New Mexico expands “forever chemicals” lawsuit against US government


New Mexico just expanded its lawsuit over those forever chemicals against the federal government. The chemicals, known as polyfluoroalkyl substances or PFAS, have been found in and around military communities across the state.

The New Mexico Environment Department, New Mexico Office of Natural Resources Trustee and the New Mexico Attorney General announced it amended its lawsuit against the U.S. Under a new EPA rule that went into effect on Monday, the state is allowed to recover the costs of clean-up actions and monetary damages for natural resources. So the state wasted no time in taking advantage of the new rule.

The amended lawsuit seeks all past and future clean-up costs and all natural resource damages at Cannon Air Force Base, Holloman Air Force Base, Kirtland Air Force Base, White Sands Missile Range and Fort Wingate. New Mexico’s original complaint was focused solely on the damage caused by Cannon and Holloman Air Force bases, but the amended complaint expands the lawsuit to include additional DOD sites in New Mexico.

“For over five years, the U.S. Department of Defense failed to take accountability for PFAS clean-up in New Mexico – leaving New Mexicans with a legacy of toxic PFAS pollution to shoulder,” NMED Cabinet Secretary James Kenney said. “Thanks to the U.S. Environmental Protection Agency’s science-driven leadership on PFAS, New Mexico will now hold the U.S. Department of Defense accountable for the monetary costs of clean-up and damages to our environment.”

The new EPA rule designated two widely used PFAS chemicals, perfluorooctanoic acid (PFOA) and perfluorooctanesulfonic acid (PFOS), as hazardous substances under the Comprehensive Environmental Response, Compensation, and Liability Act (CERCLA), to ensure that polluters pay to clean up their contamination. The rule protects people from the health risks posed by “forever chemicals” in communities, as exposure to has been linked to cancers, impacts to the liver and heart and immune and developmental damage to infants and children.

The filing makes New Mexico the first state in the U.S. to take advantage of the EPA rule, effective Monday, and will allow the State to hold the DOD accountable for paying for the cleanup of those areas affected by PFAS, including public and private water sources both on and near federal military bases.

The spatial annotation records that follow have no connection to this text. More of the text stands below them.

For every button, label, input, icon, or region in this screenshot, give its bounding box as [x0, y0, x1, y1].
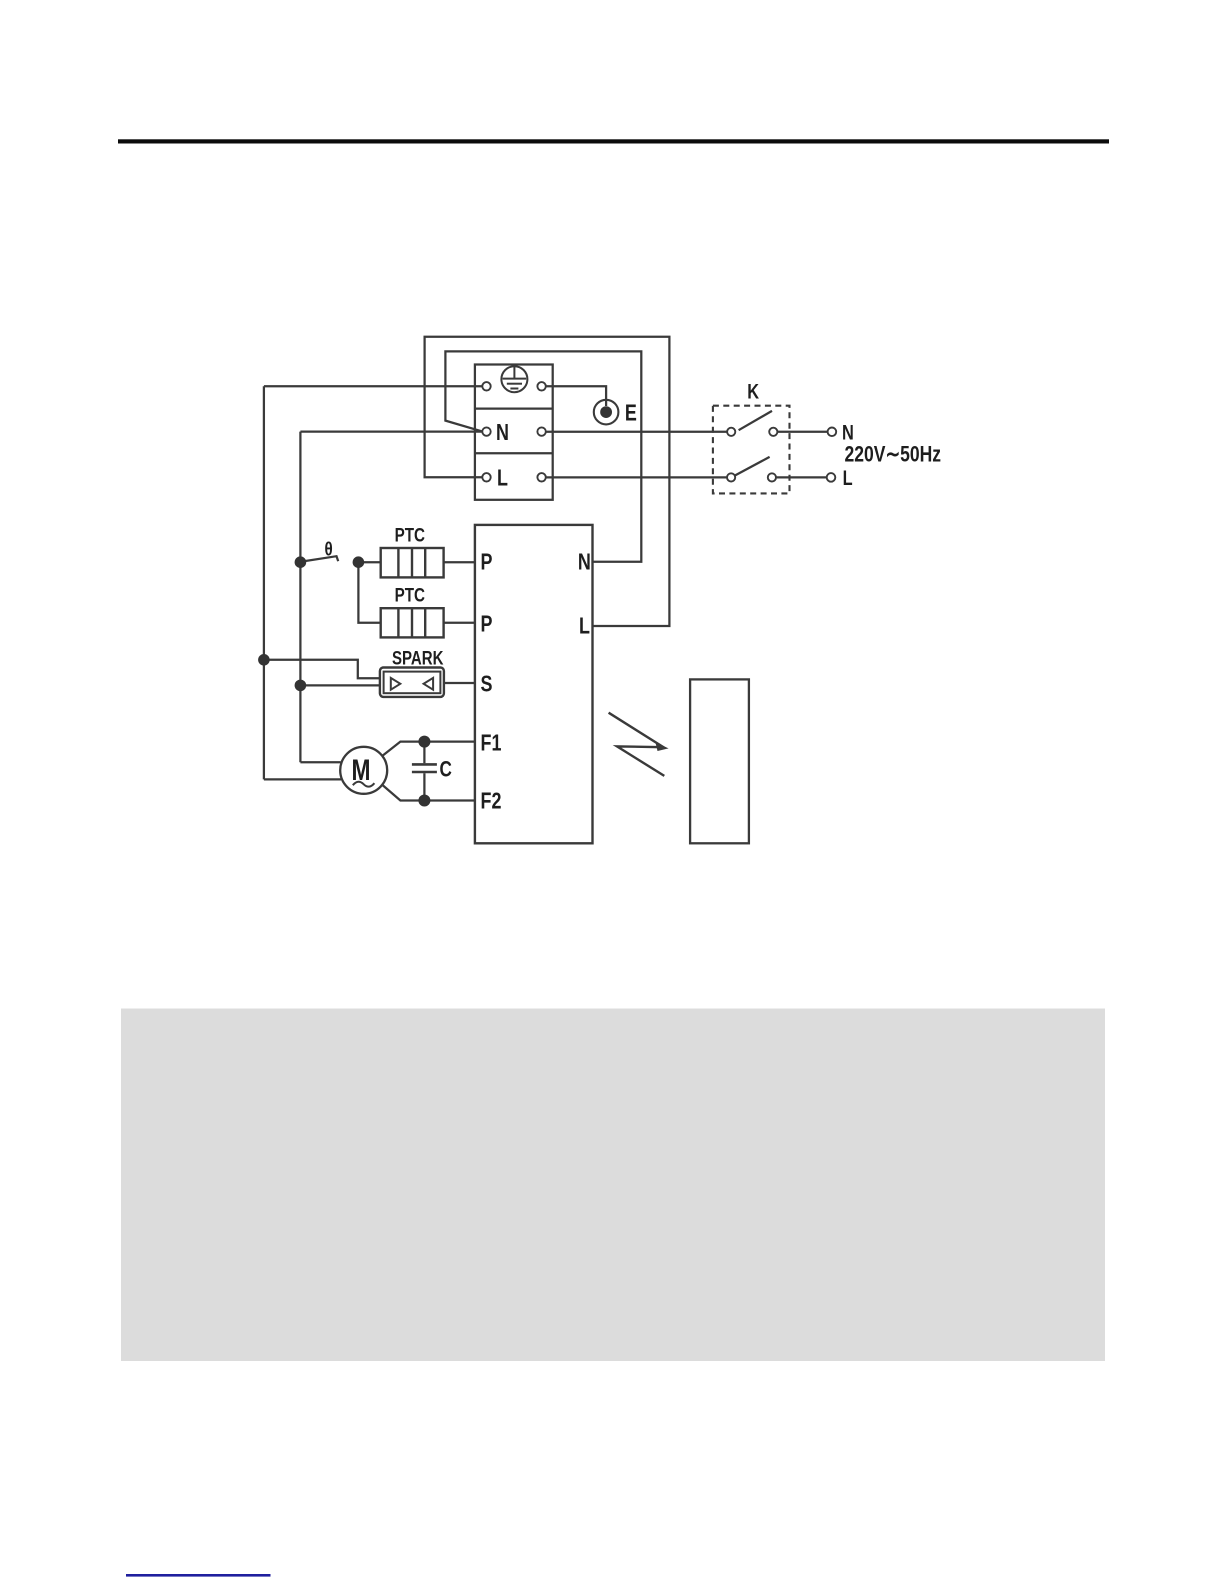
terminal block row divider 1 — [475, 407, 553, 409]
svg-text:K: K — [747, 379, 759, 402]
switch K contact L-left — [727, 473, 735, 481]
wire motor upper lead — [382, 742, 475, 756]
svg-text:L: L — [843, 466, 853, 489]
wire N row left to second rail — [300, 430, 482, 432]
wire inner N loop (terminal N left to control box N pin) — [445, 351, 641, 561]
wire switch K to mains N — [777, 431, 827, 433]
svg-text:N: N — [496, 420, 509, 446]
thermal switch theta blade — [303, 556, 338, 561]
wire switch K to mains L — [776, 476, 827, 478]
terminal circle N-left — [482, 427, 490, 435]
svg-text:P: P — [481, 611, 493, 637]
wire second rail to motor — [300, 761, 340, 763]
mains terminal N — [828, 428, 837, 437]
mains terminal L — [827, 473, 836, 482]
svg-text:P: P — [481, 549, 493, 575]
earth electrode E symbol — [594, 400, 619, 425]
motor AC tilde — [353, 782, 375, 787]
svg-text:220V∼50Hz: 220V∼50Hz — [845, 442, 942, 467]
junction dot PTC branch — [353, 556, 365, 568]
lightning flash symbol — [609, 713, 665, 776]
junction dot second rail / spark — [295, 680, 307, 692]
terminal circle L-right — [537, 473, 545, 481]
wire PTC2 to pin P — [444, 622, 475, 624]
spark gap electrode left — [391, 678, 401, 690]
terminal block TB — [475, 365, 553, 500]
wire left rail to motor — [264, 778, 341, 780]
switch K pole L blade — [735, 457, 770, 476]
resistor PTC2 body — [381, 608, 444, 637]
wire earth row right to E electrode — [546, 386, 606, 406]
junction dot thermal switch left — [295, 556, 307, 568]
wire earth row left to left rail — [264, 385, 483, 387]
switch K pole N blade — [739, 411, 772, 430]
wire second rail vertical — [299, 432, 301, 763]
svg-text:PTC: PTC — [395, 584, 426, 606]
junction dot capacitor F1 — [418, 736, 430, 748]
switch K dashed enclosure — [713, 406, 790, 494]
oven lamp / burner box — [690, 679, 749, 843]
wire motor lower lead — [382, 785, 475, 801]
spark igniter outer box — [380, 668, 444, 697]
wire junction drop to PTC2 — [358, 562, 380, 623]
svg-text:S: S — [481, 671, 493, 697]
terminal circle N-right — [537, 427, 545, 435]
motor M circle — [340, 747, 387, 794]
svg-text:SPARK: SPARK — [392, 647, 444, 669]
svg-text:PTC: PTC — [395, 524, 426, 546]
svg-text:C: C — [440, 758, 452, 783]
svg-text:N: N — [842, 420, 854, 443]
earth symbol inside terminal block — [501, 365, 527, 393]
wire second rail to spark igniter — [300, 684, 380, 686]
terminal circle earth-right — [537, 382, 545, 390]
svg-text:F1: F1 — [481, 730, 502, 756]
switch K contact N-right — [769, 428, 777, 436]
page header rule — [118, 139, 1109, 143]
svg-text:N: N — [578, 549, 591, 575]
control module box — [475, 525, 593, 843]
svg-text:F2: F2 — [481, 789, 502, 815]
switch K contact L-right — [768, 473, 776, 481]
svg-text:L: L — [579, 613, 590, 639]
junction dot capacitor F2 — [418, 795, 430, 807]
switch K contact N-left — [727, 428, 735, 436]
svg-text:E: E — [625, 400, 637, 426]
wire outer L loop (terminal L left to control box L pin) — [425, 337, 670, 626]
wire left rail (earth rail) vertical — [263, 386, 265, 779]
terminal circle earth-left — [482, 382, 490, 390]
spark igniter inner box — [384, 672, 441, 694]
spark gap electrode right — [424, 678, 434, 690]
wire earth rail jog to spark igniter — [264, 660, 380, 679]
junction dot earth rail / spark — [258, 654, 270, 666]
grey note box — [121, 1009, 1105, 1362]
wire thermal switch to PTC1 — [358, 561, 380, 563]
resistor PTC1 body — [381, 548, 444, 577]
svg-text:θ: θ — [325, 538, 333, 560]
capacitor C top lead — [423, 742, 425, 764]
wire terminal L right to switch K — [546, 476, 727, 478]
wire spark igniter to pin S — [444, 682, 475, 684]
capacitor C bottom lead — [423, 773, 425, 800]
terminal circle L-left — [482, 473, 490, 481]
terminal block row divider 2 — [475, 452, 553, 454]
wire PTC1 to pin P — [444, 561, 475, 563]
capacitor C plates — [412, 764, 437, 772]
svg-text:L: L — [497, 465, 508, 491]
blue footer link rule — [126, 1574, 271, 1577]
wire terminal N right to switch K — [546, 431, 727, 433]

PFAS contamination will continue to present an imminent and substantial endangerment to public health and the environment unless the DOD takes immediate action.

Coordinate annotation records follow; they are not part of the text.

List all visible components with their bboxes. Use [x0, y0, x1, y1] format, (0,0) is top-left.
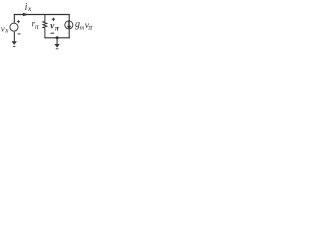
minus sign of v_pi — [51, 32, 54, 34]
ground right — [54, 44, 59, 48]
ground left — [12, 41, 17, 45]
plus sign of Vx — [17, 20, 20, 23]
voltage source Vx circle — [10, 23, 18, 31]
svg-text:x: x — [4, 27, 9, 35]
current source gmvpi wires — [68, 14, 70, 38]
wire ground drop — [56, 38, 58, 44]
resistor r_pi — [43, 14, 47, 38]
svg-text:π: π — [55, 23, 60, 32]
wire left vertical upper — [13, 14, 15, 23]
svg-text:π: π — [35, 22, 40, 31]
minus sign of Vx — [18, 33, 21, 35]
current source gmvpi circle — [65, 21, 73, 29]
junction dot — [56, 36, 59, 39]
wire top — [14, 14, 70, 16]
current arrow ix — [23, 13, 29, 16]
plus sign of v_pi — [52, 18, 55, 21]
current source arrow — [68, 21, 70, 26]
svg-text:π: π — [88, 23, 93, 32]
wire bottom — [44, 37, 69, 39]
wire below Vx — [13, 32, 15, 42]
svg-text:x: x — [27, 4, 32, 13]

“The releases of PFAS into the ground surrounding Cannon Air Force Base and other DOD facilities have injured the most valuable natural resource on Earth – our water.  PFAS has now contaminated freshwater aquifers on which the communities and hardworking people of New Mexico depend,” ONRT Maggie Hart Stebbins said. “Our residents suffer when they can’t use that groundwater and it’s time for the federal government to compensate communities that are bearing the burden of its pollution.”

“We applaud the EPA’s listing of certain PFAS, or ‘forever chemicals,’ as hazardous substances under the Superfund statute,” New Mexico Attorney General Raúl Torrez said. “This enables us to pursue monetary damages and costs at federal facilities, as stated in our amended complaint. We are committed to holding all responsible parties, including federal agencies, accountable for their contamination to protect public health and safety.”

PFAS are a group of manmade chemicals used in a variety of products, including food packaging, nonstick pans and aqueous film forming foams (AFFF) used to extinguish fuel-based fires. Growing concerns about PFAS contamination are driven by evidence that exposure to some PFAS chemicals can lead to adverse health effects such as increased cholesterol, reproductive problems and cancer.

In addition to its effects on humans, PFAS have also been documented to affect wildlife, especially birds. Birds ingesting PFAS have resulted in decreased hatching rates and overall destabilization of fragile ecosystems.